Textos de Rogério Santos, com reflexões e atualidade sobre indústrias culturais (imprensa, rádio, televisão, internet, cinema, videojogos, música, livros, centros comerciais) e criativas (museus, exposições, teatro, espetáculos). Na blogosfera desde 2002.
segunda-feira, 17 de setembro de 2007
VOLTA, LOBO
O melhor do Público de hoje são as duas páginas dedicadas a António Sérgio, o homem que esteve na origem de programas da rádio como Som da Frente ou Lança-Chamas, na Rádio Comercial. Ele foi agora despedido.

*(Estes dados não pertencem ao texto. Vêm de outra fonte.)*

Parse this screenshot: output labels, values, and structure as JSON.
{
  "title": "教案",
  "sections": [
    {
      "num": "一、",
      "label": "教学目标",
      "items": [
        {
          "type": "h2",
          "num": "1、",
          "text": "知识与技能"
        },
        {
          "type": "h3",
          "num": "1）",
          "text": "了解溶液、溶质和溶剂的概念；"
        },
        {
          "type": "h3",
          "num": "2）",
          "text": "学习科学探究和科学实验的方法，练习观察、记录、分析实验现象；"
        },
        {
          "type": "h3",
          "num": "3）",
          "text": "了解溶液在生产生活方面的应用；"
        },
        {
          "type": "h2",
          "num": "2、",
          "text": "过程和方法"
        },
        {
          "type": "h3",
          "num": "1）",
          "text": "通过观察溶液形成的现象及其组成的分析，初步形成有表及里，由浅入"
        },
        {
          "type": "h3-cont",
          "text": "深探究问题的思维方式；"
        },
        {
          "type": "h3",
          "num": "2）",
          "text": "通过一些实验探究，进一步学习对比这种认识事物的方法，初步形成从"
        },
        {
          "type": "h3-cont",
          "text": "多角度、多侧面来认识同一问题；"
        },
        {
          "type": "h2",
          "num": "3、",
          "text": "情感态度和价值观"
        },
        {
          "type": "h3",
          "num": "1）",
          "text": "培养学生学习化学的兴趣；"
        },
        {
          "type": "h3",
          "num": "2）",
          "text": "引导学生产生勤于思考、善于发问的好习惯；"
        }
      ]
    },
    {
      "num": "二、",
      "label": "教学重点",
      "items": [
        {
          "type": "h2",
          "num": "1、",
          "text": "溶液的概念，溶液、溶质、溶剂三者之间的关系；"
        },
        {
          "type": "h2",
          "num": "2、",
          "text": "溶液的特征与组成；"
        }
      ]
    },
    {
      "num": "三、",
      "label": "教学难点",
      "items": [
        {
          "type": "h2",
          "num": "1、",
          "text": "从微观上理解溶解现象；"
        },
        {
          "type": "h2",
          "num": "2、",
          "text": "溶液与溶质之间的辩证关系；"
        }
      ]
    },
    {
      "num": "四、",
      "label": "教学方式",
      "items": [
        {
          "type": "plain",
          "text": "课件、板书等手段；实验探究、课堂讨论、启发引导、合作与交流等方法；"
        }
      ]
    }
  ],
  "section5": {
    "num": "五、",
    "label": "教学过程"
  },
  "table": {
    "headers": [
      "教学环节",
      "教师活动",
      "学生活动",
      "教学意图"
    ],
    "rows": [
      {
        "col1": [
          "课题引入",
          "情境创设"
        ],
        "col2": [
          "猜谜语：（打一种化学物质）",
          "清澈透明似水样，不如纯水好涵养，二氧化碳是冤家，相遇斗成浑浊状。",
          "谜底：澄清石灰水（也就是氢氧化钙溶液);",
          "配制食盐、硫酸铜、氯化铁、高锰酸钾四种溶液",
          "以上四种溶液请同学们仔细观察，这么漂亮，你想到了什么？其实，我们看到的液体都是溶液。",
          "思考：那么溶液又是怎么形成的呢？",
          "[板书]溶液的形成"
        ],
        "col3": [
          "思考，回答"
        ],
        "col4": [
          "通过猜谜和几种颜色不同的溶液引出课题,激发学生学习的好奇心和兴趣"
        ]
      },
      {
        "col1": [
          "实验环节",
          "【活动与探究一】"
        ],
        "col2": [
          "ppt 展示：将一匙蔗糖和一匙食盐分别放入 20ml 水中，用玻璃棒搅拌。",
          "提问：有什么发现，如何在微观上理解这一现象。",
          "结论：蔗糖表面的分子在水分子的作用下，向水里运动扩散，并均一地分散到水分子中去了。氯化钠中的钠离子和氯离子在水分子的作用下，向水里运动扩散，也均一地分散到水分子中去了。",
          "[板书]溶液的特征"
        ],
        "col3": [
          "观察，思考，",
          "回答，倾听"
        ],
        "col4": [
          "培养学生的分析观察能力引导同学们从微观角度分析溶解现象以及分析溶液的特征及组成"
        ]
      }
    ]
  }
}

Quem o retrata bem é Miguel Esteves Cardoso (por um momento, lembrei-me do cronista do tempo em que mandava histórias de Manchester para o semanário O Jornal; o que eu aprendi, então, com ele). Escreve Miguel Esteves Cardoso: "Os espanhóis da Prisa fizeram bem em despedi-lo. Estando livres de gratidão, memória ou preocupações da representação da boa música em Portugal, tiveram a coragem que faltou aos antecessores portugueses, ainda demasiado constrangidos pelo reconhecimento e pelo medo da superioridade musical de António Sérgio. [...] Vai ter sorte a estação de rádio onde voltará a tocar a música de António Sérgio. Mas que fique desde já avisada que escusa de tentar desviar a caminhada do bicho. Em vão agitará no corredor papéis com números de audiências ou os amoques de focus groups".

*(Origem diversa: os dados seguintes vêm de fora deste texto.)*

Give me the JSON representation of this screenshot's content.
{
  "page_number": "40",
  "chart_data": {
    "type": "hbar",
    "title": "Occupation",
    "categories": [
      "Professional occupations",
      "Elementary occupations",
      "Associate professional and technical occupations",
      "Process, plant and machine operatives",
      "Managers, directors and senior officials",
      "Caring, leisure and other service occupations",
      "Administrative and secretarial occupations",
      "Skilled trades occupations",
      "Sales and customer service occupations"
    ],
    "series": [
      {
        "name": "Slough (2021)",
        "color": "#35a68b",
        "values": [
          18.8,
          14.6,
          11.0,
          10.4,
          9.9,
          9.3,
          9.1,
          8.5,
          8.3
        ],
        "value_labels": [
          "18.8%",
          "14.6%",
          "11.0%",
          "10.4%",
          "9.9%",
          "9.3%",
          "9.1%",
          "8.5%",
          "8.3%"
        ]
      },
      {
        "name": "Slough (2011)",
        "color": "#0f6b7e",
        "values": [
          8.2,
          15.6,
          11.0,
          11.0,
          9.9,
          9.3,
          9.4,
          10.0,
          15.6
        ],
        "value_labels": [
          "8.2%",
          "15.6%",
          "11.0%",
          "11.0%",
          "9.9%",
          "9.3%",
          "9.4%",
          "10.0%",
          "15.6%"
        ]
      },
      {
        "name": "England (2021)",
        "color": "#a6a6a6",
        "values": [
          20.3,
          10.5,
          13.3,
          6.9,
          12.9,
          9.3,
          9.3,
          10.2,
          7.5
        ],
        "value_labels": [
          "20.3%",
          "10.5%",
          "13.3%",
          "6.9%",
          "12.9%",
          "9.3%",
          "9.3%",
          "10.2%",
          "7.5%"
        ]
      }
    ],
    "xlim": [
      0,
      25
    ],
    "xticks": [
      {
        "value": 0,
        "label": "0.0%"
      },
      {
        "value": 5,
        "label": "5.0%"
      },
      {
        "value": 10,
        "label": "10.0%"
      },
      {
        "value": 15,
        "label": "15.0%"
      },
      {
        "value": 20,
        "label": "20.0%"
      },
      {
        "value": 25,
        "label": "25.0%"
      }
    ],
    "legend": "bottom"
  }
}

Quem retrata igualmente muito bem António Sérgio é o fotógrafo Miguel Madeira. A legenda da imagem indica-nos que foi tirada no domingo, já o homem da rádio estava sem programa. O que se vê? À esquerda um candeeiro de duas lâmpadas deixa António Sérgio em semi-escuridão. À frente, dois telemóveis , um molho de chaves e um cinzeiro. Parece que ele espera uma chamada de uma estação de rádio a convidá-lo. Mas o rosto é a componente mais expressiva. Igualmente a postura do corpo, inclinado para a mesa onde se deixa fotografar.
Faço uma dupla leitura da imagem. De um lado, há um ar de desilusão profunda, misturado com uma revolta contra alguém, que a posição dos braços cruzados apoia. Mas, de outro lado, a barba, o nariz proeminente, as rugas por baixo dos olhos - isto é, a configuração de si mesmo -, conferem-lhe um ar de majestade, de imponência, de alguém que sabe enfrentar mais e mais confrontos sem perder dignidade e sabedoria. A posição de defesa do corpo e do rosto é uma falsa verdade: ele está apenas num momento de pausa, pois a tensão do olhar, braços e inclinação do corpo indiciam estar apto a saltar. Para lutar, para um novo desafio.
Estava a pensar, quando li a notícia, na estação Radar, um bom lugar para as músicas de António Sérgio. Com duas dificuldades: a estação é local (apesar da internet) e está a passar por uma fase de nostalgia, que a pode aproximar perigosamente da RFM.